On a beaucoup à apprendre de cela, peut-être.
A vouloir toujours plus, et plus grand pour être plus puissant, on oublie sans doute la ruse du petit, le gravillon dans la chaussure qui blesse le pied, empêche de courir, de marcher.
il y a eu Les Fables, pourtant, qui nous ont souvent dit cela, de ne pas mépriser le plus petit, le plus faible, il peut nous surprendre, en bien comme en mal.
Par ailleurs, et je viens de l’écrire, le tout petit peut souvent contenir le très grand. Nul besoin de voyager pour s’imaginer des pays lointains, nul besoin de vrai monstre pour se faire tout un cinéma, nul besoin d’être follement aimé pour rêver d’amour fou…
Vous l’avez peut-être un peu expérimenté au cours de ces semaines confinées : les grands espaces, les forêts, les montagnes, la mer, les routes vers le sud ou ailleurs, les amis, les lointains parents, on les avait en nous, on s’en souvenait, on en rêvait, les jambes et les bras nous en démangeaient !
Dans le poème que je cite, et que j’aime beaucoup, d’Emily Dickinson, une poète américaine, écrit : I’m nobody. Who are you ? Are you nobody too ? Then, there’s a pair of us… etc etc...
Un écrivain, un poète, ce n’est pas quelqu’un qui se prend pour un autre, mais plutôt, peut-être, quelqu’un qui ne se prend pour personne, et qui donc peut être tous et chacun à son tour. Dont le nom n’est pas important à nommer puisqu’il peut être à chaque livre, un autre, des autres, tous à leur tour comme tous à la fois. Les acteurs aussi peuvent cela. Tous les artistes, en fait.
Et tous les enfants, les tout petits plus petits que vous qui jouent à : - on dirait que je serais… et alors toi tu dirais, tu ferais…
Et cela, quand ils manient le conditionnel, c’est à dire quand ils sont déjà moins petits… Avant, ils ne disent rien, ils sont.
Ils regardent un arbre et sont écureuil, ou feuille, se posent dans l’herbe et sont n’importe quel oiseau, lourds cailloux ils se laissent tomber au fond de l’eau, baveux escargots ils rampent et bavent sur le sol… koala pelucheux, s’agrippent à nos mollets comme koala à sa branche… torrents, ils pleurent, cascade, ils rient...

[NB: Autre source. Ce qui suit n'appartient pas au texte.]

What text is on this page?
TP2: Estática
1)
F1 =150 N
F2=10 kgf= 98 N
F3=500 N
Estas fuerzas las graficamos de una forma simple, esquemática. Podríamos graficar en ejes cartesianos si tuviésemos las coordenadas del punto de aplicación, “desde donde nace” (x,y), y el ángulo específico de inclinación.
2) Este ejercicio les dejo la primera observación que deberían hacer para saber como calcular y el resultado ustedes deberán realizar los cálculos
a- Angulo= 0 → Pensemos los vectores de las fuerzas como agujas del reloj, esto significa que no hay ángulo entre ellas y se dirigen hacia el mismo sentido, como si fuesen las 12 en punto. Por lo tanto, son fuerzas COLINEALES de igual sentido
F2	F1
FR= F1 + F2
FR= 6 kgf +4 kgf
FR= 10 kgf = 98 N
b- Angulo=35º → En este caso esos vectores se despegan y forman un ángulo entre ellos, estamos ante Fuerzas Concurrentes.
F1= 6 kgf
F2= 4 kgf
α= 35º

C’est cela que j’aime, quand j’écris, toutes ces transformations, ces métamorphoses, cette conversion de ma vie en d’autres vies racontées, où je pose soleils et pluies, campagnes et mers, îles et bateaux, là où ils veulent se poser, exister dans l’histoire.
Rien n’est plus vrai que le faux dans les histoires, ou rien n’est plus faux que le vrai, au choix et comme vous voulez.

En attendant vous vous dîtes sûrement : " heureusement qu’elle n’est pas venue, finalement, cette auteur (sans e, puisqu’on n’en met pas à fleur pourquoi en mettrait-on à auteur ???) Parce qu’elle aurait été dure à comprendre, on n’aurait pigé que dalle à ce qu’elle disait et en plus elle nous aurait piqué le meilleur du pique-nique douille c’est toi l’andouille !
May be…
Sauf pour le pique nique, je ne suis pas vorace du tout du tout.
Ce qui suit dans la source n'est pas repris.